The only thing that takes a bit of time is slicing the Brussels sprouts into thin strips. Put the potatoes on to boil, then start prepping your sprouts. Once the sprouts and shrimp are in the oven, you’ll have time to make the aioli and even a green salad and a light vinaigrette if you like.

The dish is fancy enough for company, too, especially if you transfer the potatoes and roasted sprouts and shrimp to a pretty platter rather than eating it from the sheet pan, like we did. The small bowl of garlic-lemon aioli can be served on the side, so diners can dollop it onto their shrimp and/or dip their potatoes.

If you have any leftover aioli, put it on your next tuna sandwich. So good. For us, the dish felt festive – even a bit playful as we dipped and dolloped – which we embraced on a gray, fall evening after a long day of work.

Chile Shrimp With Brussels Sprouts and Lemon Aioli

For the potatoes:

1 pound new or baby potatoes

Fine sea or table salt

For the shrimp and sprouts:

Olive oil

½ pound Brussels sprouts (about 20 small), thinly sliced or shredded

½ teaspoon Aleppo pepper or any chile powder

½ teaspoon crushed red pepper flakes, plus more to taste (optional)

1 teaspoon garlic powder

1½ tablespoons salted butter, cut into small pieces

½ pound peeled, deveined medium shrimp (40-50 count), thawed if frozen

Fresh flat-leaved parsley leaves and tender stems, chopped

For the aioli:

¾ cup mayonnaise

1 preserved lemon (about 1 ounce) pith and innards discarded, finely chopped

1 large garlic clove, minced or finely grated

Finely grated zest of 1 large lemon, plus wedges for serving

Place the potatoes in a medium pot and add enough water to submerge them. Generously salt the water. Bring to a boil over high heat and cook for 10 to 15 minutes, or until the potatoes can be easily pierced with a fork. Drain and cover to keep warm.

Position a rack in the upper third of the oven and preheat to 475 degrees.

While the potatoes are cooking, on a lightly oiled quarter sheet pan or a 9-by-13-inch pan, toss the sprouts with the Aleppo pepper or chile powder, crushed red pepper flakes (if using) and ½ teaspoon of garlic powder. Dot with the butter. Roast for 5 minutes, then toss and return to the oven for another 5 minutes, or until just starting to brown.

Remove the pan from the oven and stir in the shrimp. Return to the oven for an additional 3 to 5 minutes, or until the shrimp are pink, curled and cooked through.

While the sprouts and shrimp are roasting, in a small bowl, stir together the mayonnaise, preserved lemon, garlic and lemon zest until well combined.

Transfer the shrimp and sprouts to a platter alongside the potatoes.
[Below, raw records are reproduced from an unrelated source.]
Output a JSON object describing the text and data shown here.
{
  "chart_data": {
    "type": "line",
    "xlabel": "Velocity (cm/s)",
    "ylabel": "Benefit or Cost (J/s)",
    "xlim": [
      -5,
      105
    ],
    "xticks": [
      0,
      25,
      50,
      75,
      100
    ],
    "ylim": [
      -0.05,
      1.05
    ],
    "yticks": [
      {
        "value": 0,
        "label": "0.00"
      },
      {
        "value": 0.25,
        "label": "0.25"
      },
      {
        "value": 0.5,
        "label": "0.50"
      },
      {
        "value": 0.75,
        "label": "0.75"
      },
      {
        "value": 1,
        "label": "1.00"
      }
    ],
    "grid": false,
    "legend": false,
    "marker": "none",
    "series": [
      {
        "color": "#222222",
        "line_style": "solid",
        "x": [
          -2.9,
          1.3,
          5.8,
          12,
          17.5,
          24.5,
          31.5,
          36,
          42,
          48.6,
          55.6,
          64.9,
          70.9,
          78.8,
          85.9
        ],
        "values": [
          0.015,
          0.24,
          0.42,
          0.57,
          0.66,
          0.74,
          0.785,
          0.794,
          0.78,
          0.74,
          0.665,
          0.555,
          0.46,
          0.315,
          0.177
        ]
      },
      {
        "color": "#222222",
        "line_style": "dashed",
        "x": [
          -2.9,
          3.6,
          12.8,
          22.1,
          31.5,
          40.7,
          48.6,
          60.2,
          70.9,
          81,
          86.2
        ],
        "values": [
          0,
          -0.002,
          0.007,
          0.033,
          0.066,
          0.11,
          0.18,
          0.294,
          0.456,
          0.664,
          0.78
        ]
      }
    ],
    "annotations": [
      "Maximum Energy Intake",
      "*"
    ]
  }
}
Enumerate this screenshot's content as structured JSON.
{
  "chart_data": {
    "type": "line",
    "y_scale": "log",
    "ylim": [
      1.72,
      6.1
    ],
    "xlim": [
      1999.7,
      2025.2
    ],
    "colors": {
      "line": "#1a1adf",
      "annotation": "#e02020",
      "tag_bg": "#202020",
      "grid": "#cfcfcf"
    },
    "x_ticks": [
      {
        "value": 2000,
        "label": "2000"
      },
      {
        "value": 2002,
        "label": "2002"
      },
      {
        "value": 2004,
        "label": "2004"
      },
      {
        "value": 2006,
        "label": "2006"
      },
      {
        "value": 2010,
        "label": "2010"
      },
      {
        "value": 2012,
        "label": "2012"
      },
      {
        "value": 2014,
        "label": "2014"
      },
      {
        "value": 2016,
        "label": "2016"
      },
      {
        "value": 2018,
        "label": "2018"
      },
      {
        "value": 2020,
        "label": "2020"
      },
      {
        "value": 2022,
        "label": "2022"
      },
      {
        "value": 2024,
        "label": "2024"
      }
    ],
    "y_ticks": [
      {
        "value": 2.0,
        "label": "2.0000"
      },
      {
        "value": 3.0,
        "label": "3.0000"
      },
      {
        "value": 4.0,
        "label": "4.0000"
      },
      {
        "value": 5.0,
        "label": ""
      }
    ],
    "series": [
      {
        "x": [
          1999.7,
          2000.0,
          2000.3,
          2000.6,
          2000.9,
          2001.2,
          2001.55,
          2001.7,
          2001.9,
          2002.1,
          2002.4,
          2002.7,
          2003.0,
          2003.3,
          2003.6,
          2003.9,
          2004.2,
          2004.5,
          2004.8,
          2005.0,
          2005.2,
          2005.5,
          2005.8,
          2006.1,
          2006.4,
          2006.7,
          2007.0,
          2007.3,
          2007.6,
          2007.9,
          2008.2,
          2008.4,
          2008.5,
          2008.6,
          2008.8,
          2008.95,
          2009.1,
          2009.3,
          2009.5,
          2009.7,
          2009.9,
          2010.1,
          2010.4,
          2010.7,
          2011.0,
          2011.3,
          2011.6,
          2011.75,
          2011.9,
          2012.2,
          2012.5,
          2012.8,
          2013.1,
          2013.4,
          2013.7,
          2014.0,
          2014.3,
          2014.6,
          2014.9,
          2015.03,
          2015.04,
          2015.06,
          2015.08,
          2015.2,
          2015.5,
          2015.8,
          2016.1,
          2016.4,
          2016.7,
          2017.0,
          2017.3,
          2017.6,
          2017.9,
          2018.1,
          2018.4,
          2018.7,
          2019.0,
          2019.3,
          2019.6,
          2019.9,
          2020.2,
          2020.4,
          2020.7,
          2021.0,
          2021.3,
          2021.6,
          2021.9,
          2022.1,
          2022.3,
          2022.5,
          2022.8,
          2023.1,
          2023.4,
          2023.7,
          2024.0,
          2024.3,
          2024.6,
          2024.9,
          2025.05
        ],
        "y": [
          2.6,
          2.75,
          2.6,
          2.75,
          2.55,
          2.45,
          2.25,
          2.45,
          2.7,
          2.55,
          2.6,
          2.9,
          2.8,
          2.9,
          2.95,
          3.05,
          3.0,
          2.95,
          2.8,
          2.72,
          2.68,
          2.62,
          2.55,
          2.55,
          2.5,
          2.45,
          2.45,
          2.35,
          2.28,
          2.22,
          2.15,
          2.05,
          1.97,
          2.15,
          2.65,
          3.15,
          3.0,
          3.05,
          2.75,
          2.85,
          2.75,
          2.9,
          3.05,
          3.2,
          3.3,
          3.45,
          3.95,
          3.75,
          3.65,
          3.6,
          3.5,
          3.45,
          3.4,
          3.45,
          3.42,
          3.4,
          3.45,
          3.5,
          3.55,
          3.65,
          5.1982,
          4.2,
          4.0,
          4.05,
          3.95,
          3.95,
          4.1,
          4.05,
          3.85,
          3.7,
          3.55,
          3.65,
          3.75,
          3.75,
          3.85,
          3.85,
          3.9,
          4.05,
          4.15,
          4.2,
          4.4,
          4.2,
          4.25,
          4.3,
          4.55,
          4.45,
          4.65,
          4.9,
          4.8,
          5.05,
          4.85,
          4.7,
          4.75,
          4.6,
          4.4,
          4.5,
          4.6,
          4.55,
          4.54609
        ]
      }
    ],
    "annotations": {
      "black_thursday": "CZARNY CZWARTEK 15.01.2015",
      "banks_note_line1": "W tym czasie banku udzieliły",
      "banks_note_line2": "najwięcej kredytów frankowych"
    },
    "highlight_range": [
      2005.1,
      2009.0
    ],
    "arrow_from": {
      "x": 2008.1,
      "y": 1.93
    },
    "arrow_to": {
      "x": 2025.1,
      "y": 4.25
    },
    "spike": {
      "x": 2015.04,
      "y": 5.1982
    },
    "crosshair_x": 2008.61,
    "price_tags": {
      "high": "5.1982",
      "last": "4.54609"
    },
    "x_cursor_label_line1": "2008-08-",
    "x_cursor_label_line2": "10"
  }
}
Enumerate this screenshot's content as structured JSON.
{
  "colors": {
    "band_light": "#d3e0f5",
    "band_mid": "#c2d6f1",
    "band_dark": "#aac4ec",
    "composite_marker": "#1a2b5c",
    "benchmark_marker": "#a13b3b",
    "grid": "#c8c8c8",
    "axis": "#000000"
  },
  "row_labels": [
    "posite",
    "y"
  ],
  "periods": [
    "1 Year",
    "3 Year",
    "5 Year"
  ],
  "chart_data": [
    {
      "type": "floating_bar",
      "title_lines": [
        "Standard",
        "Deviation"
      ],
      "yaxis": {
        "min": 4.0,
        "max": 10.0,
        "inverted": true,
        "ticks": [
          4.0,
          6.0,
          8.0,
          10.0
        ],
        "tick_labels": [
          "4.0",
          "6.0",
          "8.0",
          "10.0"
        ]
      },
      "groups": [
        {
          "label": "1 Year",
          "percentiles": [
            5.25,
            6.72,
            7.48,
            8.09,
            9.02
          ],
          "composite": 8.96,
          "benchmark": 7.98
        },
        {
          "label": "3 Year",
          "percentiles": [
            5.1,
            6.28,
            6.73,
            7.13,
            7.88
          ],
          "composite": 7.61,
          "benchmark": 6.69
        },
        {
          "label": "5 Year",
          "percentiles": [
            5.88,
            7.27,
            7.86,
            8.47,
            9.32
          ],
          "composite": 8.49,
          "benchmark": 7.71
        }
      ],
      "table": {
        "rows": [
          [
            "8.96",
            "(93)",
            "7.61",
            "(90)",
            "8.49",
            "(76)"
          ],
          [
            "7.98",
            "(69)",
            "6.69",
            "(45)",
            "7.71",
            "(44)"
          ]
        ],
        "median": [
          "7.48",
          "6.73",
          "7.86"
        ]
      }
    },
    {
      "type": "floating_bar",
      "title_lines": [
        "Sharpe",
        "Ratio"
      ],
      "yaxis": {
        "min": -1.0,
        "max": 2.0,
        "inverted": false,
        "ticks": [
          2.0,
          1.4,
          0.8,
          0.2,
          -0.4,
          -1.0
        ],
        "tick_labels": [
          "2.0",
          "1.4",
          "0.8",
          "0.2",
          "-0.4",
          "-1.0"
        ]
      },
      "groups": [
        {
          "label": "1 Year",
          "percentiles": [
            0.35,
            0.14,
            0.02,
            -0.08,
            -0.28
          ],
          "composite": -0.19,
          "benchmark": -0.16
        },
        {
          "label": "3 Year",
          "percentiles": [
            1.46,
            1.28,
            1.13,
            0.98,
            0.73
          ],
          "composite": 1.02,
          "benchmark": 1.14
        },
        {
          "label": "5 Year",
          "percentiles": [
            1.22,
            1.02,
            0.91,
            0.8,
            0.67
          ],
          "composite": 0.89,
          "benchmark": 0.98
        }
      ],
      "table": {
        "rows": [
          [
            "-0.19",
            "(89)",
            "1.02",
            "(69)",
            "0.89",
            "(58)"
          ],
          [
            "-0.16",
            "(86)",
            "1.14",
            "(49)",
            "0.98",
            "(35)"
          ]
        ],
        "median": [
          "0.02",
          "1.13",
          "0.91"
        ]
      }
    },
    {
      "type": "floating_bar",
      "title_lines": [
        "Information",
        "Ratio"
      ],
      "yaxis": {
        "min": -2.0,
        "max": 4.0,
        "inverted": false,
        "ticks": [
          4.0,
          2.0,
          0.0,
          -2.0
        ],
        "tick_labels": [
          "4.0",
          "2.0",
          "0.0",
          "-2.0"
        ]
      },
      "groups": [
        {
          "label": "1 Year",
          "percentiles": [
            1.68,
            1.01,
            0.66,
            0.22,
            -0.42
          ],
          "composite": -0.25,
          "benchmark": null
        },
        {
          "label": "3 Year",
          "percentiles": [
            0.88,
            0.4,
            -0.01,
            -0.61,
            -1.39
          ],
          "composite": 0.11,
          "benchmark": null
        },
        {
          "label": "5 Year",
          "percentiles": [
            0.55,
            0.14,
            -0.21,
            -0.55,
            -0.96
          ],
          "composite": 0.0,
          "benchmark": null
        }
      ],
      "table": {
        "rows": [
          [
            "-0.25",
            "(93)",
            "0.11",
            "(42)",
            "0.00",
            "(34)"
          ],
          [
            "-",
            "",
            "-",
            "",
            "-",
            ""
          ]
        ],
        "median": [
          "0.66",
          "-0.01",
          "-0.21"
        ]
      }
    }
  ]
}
Sprinkle additional crushed red pepper flakes, if using, over the potatoes and drizzle with olive oil.

Scatter the parsley on top and serve warm with the aioli and lemon wedges on the side.

Make ahead: If you do not have preserved lemon, add 1 to 2 tablespoons of fresh lemon juice to the aioli just before serving. The preserved lemons must be made at least 5 days in advance.

Storage notes: Leftovers can be refrigerated for as long as 3 days.